Why do we connect interpreting the top bit as a sign bit with whether field axiom based rewriting should be allowed? It would make sense to have a language which splits those two choices apart, but if you do that, either the result isn't backwards compatible with C anyways or it is but doesn't add any safety to old C code even as it permits you to write new safe C code.

Sometimes the best way to rewrite an expression is not what you'd consider "simplified form" from school because of the availability of CPU instructions that don't match simple operations, and also because of register pressure limiting the number of temporaries. There's real world code out there that has UB in simple integer expressions and relies on it being run in the correct environment, either x86-64 CPU or ARM CPU. If you define one specific interpretation for the same expression, you are guaranteed to break somebody's real world "working" code.

I claim without evidence that trying to fix up C's underlying issues is all decisions like this. That leads to UBSan as the next best idea, or at least, something we can do right now. If nothing else it has pedagogical value in teaching what the existing rules are.

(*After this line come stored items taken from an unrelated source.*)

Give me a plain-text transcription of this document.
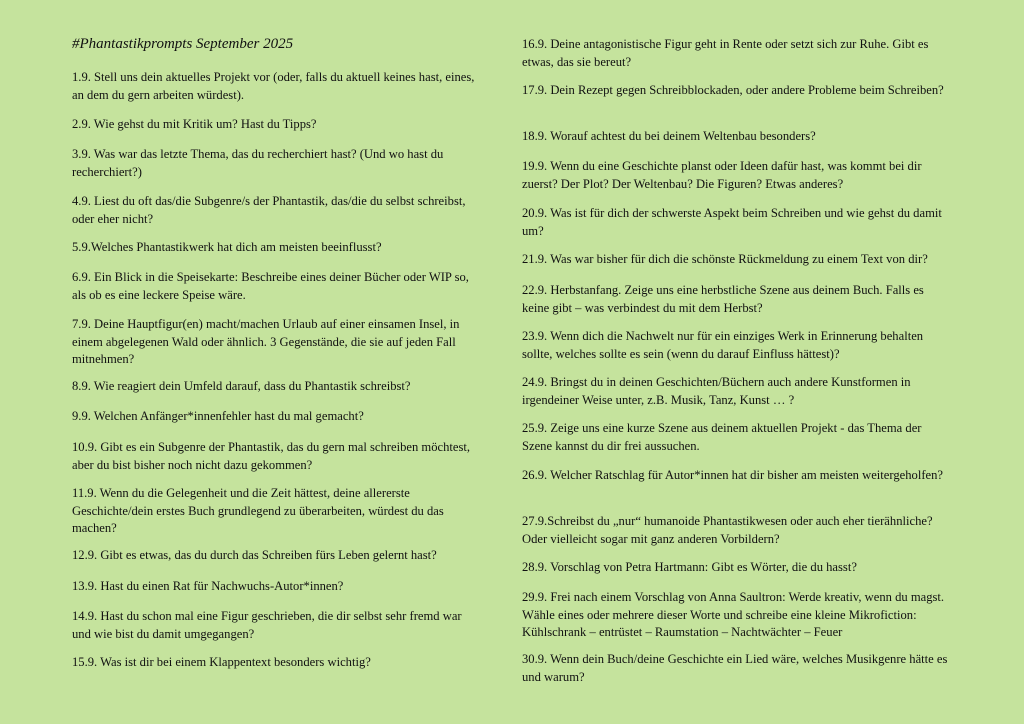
#Phantastikprompts September 2025

1.9. Stell uns dein aktuelles Projekt vor (oder, falls du aktuell keines hast, eines, an dem du gern arbeiten würdest).

2.9. Wie gehst du mit Kritik um? Hast du Tipps?

3.9. Was war das letzte Thema, das du recherchiert hast? (Und wo hast du recherchiert?)

4.9. Liest du oft das/die Subgenre/s der Phantastik, das/die du selbst schreibst, oder eher nicht?

5.9.Welches Phantastikwerk hat dich am meisten beeinflusst?

6.9. Ein Blick in die Speisekarte: Beschreibe eines deiner Bücher oder WIP so, als ob es eine leckere Speise wäre.

7.9. Deine Hauptfigur(en) macht/machen Urlaub auf einer einsamen Insel, in einem abgelegenen Wald oder ähnlich. 3 Gegenstände, die sie auf jeden Fall mitnehmen?

8.9. Wie reagiert dein Umfeld darauf, dass du Phantastik schreibst?

9.9. Welchen Anfänger*innenfehler hast du mal gemacht?

10.9. Gibt es ein Subgenre der Phantastik, das du gern mal schreiben möchtest, aber du bist bisher noch nicht dazu gekommen?

11.9. Wenn du die Gelegenheit und die Zeit hättest, deine allererste Geschichte/dein erstes Buch grundlegend zu überarbeiten, würdest du das machen?

12.9. Gibt es etwas, das du durch das Schreiben fürs Leben gelernt hast?

13.9. Hast du einen Rat für Nachwuchs-Autor*innen?

14.9. Hast du schon mal eine Figur geschrieben, die dir selbst sehr fremd war und wie bist du damit umgegangen?

15.9. Was ist dir bei einem Klappentext besonders wichtig?

16.9. Deine antagonistische Figur geht in Rente oder setzt sich zur Ruhe. Gibt es etwas, das sie bereut?

17.9. Dein Rezept gegen Schreibblockaden, oder andere Probleme beim Schreiben?

18.9. Worauf achtest du bei deinem Weltenbau besonders?

19.9. Wenn du eine Geschichte planst oder Ideen dafür hast, was kommt bei dir zuerst? Der Plot? Der Weltenbau? Die Figuren? Etwas anderes?

20.9. Was ist für dich der schwerste Aspekt beim Schreiben und wie gehst du damit um?

21.9. Was war bisher für dich die schönste Rückmeldung zu einem Text von dir?

22.9. Herbstanfang. Zeige uns eine herbstliche Szene aus deinem Buch. Falls es keine gibt – was verbindest du mit dem Herbst?

23.9. Wenn dich die Nachwelt nur für ein einziges Werk in Erinnerung behalten sollte, welches sollte es sein (wenn du darauf Einfluss hättest)?

24.9. Bringst du in deinen Geschichten/Büchern auch andere Kunstformen in irgendeiner Weise unter, z.B. Musik, Tanz, Kunst … ?

25.9. Zeige uns eine kurze Szene aus deinem aktuellen Projekt - das Thema der Szene kannst du dir frei aussuchen.

26.9. Welcher Ratschlag für Autor*innen hat dir bisher am meisten weitergeholfen?

27.9.Schreibst du „nur“ humanoide Phantastikwesen oder auch eher tierähnliche? Oder vielleicht sogar mit ganz anderen Vorbildern?

28.9. Vorschlag von Petra Hartmann: Gibt es Wörter, die du hasst?

29.9. Frei nach einem Vorschlag von Anna Saultron: Werde kreativ, wenn du magst. Wähle eines oder mehrere dieser Worte und schreibe eine kleine Mikrofiction: Kühlschrank – entrüstet – Raumstation – Nachtwächter – Feuer

30.9. Wenn dein Buch/deine Geschichte ein Lied wäre, welches Musikgenre hätte es und warum?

I'm not sure I understand your example. Existing modern hardware is AFAICT pretty conventionally compatible with multiply/divide operations[1] and will factor equivalently for any common/performance-sensitive situation. A better area to argue about are shifts, where some architectures are missing compatible sign extension and overflow modes; the language would have to pick one, possibly to the detriment of some arch or another.

But... so what? That's fine. Applications sensitive to performance on that level are already worrying about per-platform tuning and always have been. Much better to start from a baseline that works reliably and then tune than to have to write "working" code you then must fight about and eventually roll back due to a ubsan warning.

[1] It's true that when you get to things like multi-word math that there are edge cases that make some conventions easier to optimize on some architectures (e.g. x86's widening multiply, etc...).

The issue is that would not be backwards-compatible with all existing code. People might have to actually fix their programs to work reliably on the hardware they're using. That's almost always considered unacceptable. Also there are still lots of projects using C89, where `gets()` still exists. It got removed in 2011, but if you compile with -std=c89 or -std=c99 it still works, 36 years after the Morris worm should have taught everyone better!

The C standard developers did guarantee 8-bit bytes for C23, so maybe in 50 years that'll be the default C version.

> The issue is that would not be backwards-compatible with all existing code

Well, by definition it would, since the only behavior affected is undefined. But sure, in practice. Any change to the language is a danger, and ISO C is very conservative.

I'm just saying that the mental bandwidth of dealing with the old UB mess is now much higher than what it would take to try to fix it. All those cycles of "run ubsan on this old codebase and have endless arguments about interpretation and false positives[1]" could be trivially replaced with "port old codebase to C-unundefined standard", which would put us in a much better position.

[1] Trust me, I've been in these bikesheds and it's not pretty.